When you set the current default encoding to ' GBK ', there is no error.
As for Reload (SYS), this method is removed sys.setdefaultencoding after initialization of Python2.5. We need to load it again.
It is generally not recommended to use this. Reload are supposed to avoid the use of functions.
You may also experience this issue with files that manipulate encoded formats for different files
Create a file test.txt, file format with ANSI, content:
ABC Chinese
And then use Python to read
# CODING=GBK
Print open ("Test.txt"). Read ()
Result: ABC Chinese
Change the file format to UTF-8:
Result: ABC Juan Po, apparently. Here we need to decode:
# CODING=GBK
Import Codecs
Print open ("Test.txt"). Read (). Decode ("Utf-8")
Result: ABC Chinese
The above test.txt I use EditPlus to edit. But when I edit the UTF-8 format with the Notepad that comes with Windows,
Executive Times Error:
Traceback (most recent):
File "chinesetest.py", line 3, in
Print open ("Test.txt"). Read (). Decode ("Utf-8")
Unicodeencodeerror: ' GBK ' codec can ' t encode character U ' \ufeff ' in position 0:illegal multibyte sequence
Originally, some software, such as Notepad. When you save a file that is encoded with UTF-8,
Three invisible characters (0xEF 0xBB 0xBF, or BOM) are inserted where the file starts.
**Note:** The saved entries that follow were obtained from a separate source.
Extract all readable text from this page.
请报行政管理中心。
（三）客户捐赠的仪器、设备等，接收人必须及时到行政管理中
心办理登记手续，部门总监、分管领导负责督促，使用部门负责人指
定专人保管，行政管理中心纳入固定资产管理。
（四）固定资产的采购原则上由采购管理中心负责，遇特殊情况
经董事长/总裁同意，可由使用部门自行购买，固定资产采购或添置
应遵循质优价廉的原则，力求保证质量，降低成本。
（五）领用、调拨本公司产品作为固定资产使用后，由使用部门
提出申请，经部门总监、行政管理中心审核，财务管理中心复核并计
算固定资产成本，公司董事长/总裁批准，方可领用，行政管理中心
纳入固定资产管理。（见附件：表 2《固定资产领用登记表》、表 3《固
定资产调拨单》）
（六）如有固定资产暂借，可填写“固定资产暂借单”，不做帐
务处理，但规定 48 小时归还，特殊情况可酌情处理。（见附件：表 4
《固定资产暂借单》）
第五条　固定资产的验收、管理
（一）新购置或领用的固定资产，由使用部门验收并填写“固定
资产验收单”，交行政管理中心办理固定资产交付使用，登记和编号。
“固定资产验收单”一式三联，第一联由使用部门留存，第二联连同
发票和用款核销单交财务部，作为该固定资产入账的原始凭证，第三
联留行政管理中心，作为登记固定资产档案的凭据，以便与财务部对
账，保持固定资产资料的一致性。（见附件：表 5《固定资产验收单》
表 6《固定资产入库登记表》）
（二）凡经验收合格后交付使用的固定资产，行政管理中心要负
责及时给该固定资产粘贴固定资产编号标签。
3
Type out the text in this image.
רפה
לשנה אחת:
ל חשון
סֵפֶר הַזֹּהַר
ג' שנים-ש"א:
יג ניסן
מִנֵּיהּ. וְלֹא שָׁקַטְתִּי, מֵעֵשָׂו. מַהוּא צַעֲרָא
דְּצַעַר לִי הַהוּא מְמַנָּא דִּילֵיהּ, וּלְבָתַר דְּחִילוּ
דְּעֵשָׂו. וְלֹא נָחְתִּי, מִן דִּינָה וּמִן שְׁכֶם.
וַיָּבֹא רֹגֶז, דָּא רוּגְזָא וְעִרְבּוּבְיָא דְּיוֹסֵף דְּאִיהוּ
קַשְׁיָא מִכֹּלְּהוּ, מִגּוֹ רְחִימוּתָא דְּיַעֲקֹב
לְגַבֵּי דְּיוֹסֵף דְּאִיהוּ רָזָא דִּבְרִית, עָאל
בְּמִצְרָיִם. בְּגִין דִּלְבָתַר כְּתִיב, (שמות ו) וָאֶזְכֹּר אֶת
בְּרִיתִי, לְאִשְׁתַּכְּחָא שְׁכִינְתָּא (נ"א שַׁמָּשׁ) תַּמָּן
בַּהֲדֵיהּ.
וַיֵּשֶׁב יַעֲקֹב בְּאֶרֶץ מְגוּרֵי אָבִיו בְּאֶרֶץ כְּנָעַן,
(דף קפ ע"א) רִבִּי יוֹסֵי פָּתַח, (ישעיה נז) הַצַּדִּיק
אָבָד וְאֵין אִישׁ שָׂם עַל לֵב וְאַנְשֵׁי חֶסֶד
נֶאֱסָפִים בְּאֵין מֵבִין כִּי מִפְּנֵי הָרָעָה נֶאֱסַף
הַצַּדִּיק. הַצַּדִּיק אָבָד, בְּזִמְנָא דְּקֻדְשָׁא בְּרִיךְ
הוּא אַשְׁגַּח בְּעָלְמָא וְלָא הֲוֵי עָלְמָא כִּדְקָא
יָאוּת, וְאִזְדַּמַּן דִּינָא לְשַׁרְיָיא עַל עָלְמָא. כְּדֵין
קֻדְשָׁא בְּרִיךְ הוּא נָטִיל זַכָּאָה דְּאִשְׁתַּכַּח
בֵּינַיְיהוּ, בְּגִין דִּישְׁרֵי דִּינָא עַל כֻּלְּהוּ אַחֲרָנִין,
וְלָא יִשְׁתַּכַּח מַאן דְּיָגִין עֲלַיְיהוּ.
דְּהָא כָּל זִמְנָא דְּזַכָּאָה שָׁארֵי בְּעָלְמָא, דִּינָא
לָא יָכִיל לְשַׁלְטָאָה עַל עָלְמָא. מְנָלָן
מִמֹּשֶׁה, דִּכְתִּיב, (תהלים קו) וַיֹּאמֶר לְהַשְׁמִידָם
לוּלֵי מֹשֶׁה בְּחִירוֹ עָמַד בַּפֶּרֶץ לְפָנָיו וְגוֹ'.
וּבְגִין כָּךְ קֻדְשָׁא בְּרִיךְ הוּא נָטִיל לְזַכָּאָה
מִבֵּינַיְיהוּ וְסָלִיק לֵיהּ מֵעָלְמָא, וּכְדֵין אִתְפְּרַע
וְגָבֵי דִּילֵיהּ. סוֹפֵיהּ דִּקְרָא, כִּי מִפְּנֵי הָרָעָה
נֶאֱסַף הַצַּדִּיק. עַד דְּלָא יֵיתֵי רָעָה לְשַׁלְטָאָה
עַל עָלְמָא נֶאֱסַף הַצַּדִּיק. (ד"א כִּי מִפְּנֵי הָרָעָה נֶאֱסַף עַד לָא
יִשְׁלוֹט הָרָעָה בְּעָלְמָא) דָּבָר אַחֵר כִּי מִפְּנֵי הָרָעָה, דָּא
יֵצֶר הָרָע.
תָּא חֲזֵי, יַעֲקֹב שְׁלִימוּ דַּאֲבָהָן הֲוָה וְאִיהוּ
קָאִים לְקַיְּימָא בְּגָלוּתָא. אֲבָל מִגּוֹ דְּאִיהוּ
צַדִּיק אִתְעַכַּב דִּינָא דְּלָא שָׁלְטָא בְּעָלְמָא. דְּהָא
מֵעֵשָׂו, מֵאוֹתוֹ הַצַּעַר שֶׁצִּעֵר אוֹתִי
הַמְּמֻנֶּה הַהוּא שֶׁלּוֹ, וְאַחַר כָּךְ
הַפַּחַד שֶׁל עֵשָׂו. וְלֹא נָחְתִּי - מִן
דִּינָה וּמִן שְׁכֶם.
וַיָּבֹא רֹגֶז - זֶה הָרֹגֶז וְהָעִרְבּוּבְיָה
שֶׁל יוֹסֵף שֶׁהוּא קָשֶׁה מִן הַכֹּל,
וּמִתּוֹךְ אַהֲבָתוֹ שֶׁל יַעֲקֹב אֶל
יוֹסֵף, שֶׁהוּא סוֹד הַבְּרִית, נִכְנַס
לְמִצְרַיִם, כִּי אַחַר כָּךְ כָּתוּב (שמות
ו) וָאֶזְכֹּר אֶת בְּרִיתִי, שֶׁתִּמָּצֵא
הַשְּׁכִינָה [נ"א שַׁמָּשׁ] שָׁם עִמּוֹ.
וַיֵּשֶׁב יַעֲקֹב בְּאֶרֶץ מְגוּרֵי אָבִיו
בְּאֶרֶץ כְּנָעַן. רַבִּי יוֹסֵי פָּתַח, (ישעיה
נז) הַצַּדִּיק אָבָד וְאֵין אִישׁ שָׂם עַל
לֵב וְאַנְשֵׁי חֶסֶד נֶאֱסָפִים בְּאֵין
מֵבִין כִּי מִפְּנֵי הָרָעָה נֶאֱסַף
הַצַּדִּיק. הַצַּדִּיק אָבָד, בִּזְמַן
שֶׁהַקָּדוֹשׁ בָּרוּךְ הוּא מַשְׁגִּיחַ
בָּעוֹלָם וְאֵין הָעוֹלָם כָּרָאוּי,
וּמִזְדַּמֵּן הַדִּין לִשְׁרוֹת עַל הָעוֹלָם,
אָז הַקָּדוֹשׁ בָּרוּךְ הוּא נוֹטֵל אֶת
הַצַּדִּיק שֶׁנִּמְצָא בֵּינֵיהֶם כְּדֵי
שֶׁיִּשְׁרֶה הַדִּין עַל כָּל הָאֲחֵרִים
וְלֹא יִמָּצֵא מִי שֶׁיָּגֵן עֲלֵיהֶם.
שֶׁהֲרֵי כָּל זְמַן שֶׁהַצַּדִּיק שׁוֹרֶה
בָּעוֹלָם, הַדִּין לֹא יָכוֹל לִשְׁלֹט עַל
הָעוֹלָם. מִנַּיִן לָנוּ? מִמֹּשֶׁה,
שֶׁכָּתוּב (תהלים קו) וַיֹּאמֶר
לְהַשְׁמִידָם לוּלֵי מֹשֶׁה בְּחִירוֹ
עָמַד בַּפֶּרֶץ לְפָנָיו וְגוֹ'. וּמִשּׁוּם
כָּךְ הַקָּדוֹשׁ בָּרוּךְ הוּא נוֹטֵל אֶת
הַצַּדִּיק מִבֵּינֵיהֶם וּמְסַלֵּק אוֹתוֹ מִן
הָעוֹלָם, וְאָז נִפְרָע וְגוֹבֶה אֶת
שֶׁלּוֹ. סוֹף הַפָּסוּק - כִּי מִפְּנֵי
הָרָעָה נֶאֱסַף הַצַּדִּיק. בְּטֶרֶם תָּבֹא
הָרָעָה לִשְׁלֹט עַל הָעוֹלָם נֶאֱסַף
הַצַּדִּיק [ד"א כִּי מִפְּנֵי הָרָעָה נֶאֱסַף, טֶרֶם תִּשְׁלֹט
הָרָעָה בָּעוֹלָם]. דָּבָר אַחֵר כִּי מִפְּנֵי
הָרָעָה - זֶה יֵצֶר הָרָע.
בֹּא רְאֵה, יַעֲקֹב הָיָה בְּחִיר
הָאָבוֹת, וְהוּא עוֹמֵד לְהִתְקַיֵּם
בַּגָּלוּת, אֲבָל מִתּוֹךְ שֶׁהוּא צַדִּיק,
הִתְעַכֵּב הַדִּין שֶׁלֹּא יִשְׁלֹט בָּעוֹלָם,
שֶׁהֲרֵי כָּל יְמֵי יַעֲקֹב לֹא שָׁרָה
So we need to remove these characters when we read them. The codecs module in Python defines this constant:
# CODING=GBK
Import Codecs
data = open ("Test.txt"). Read ()
if data[:3] = = codecs. Bom_utf8:
data = Data[3:]
Print Data.decode ("Utf-8")
Result: ABC Chinese
Finally, sometimes the code is right, but it encounters illegal characters. For example, a source error that produces a string occurs. Error values are introduced, and then the exception is encountered again
For example, full-width spaces are often implemented in many different ways. For example, \xa3\xa0, or \xa4\x57,
These characters. All appear to be full-width spaces. But they're not "legit" full-width spaces.
The true full-width space is \xa1\xa1, so an exception occurred during transcoding.
In the past, when processing Sina Weibo data. An illegal space problem was encountered that prevented the data from being parsed correctly.
The workaround:
The string to be fetched is strtxt done decode. Indicate ignore. Illegal characters are ignored,
Of course, for GBK and other encodings, the same approach to dealing with the same problem is similar
Strtest = Strtxt.decode (' utf-8 ', ' ignore ')
return Strtest
The default number of references is strict, which represents an exception when an illegal character is encountered;
The assumption is set to ignore. The illegal characters are ignored;
The assumption is set to replace. It will be used?
instead of illegal characters;
If set to Xmlcharrefreplace, the character reference of the XML is used.
Other later encountered again summed up .....
Python character encoding processing problem summary completely smash garbled!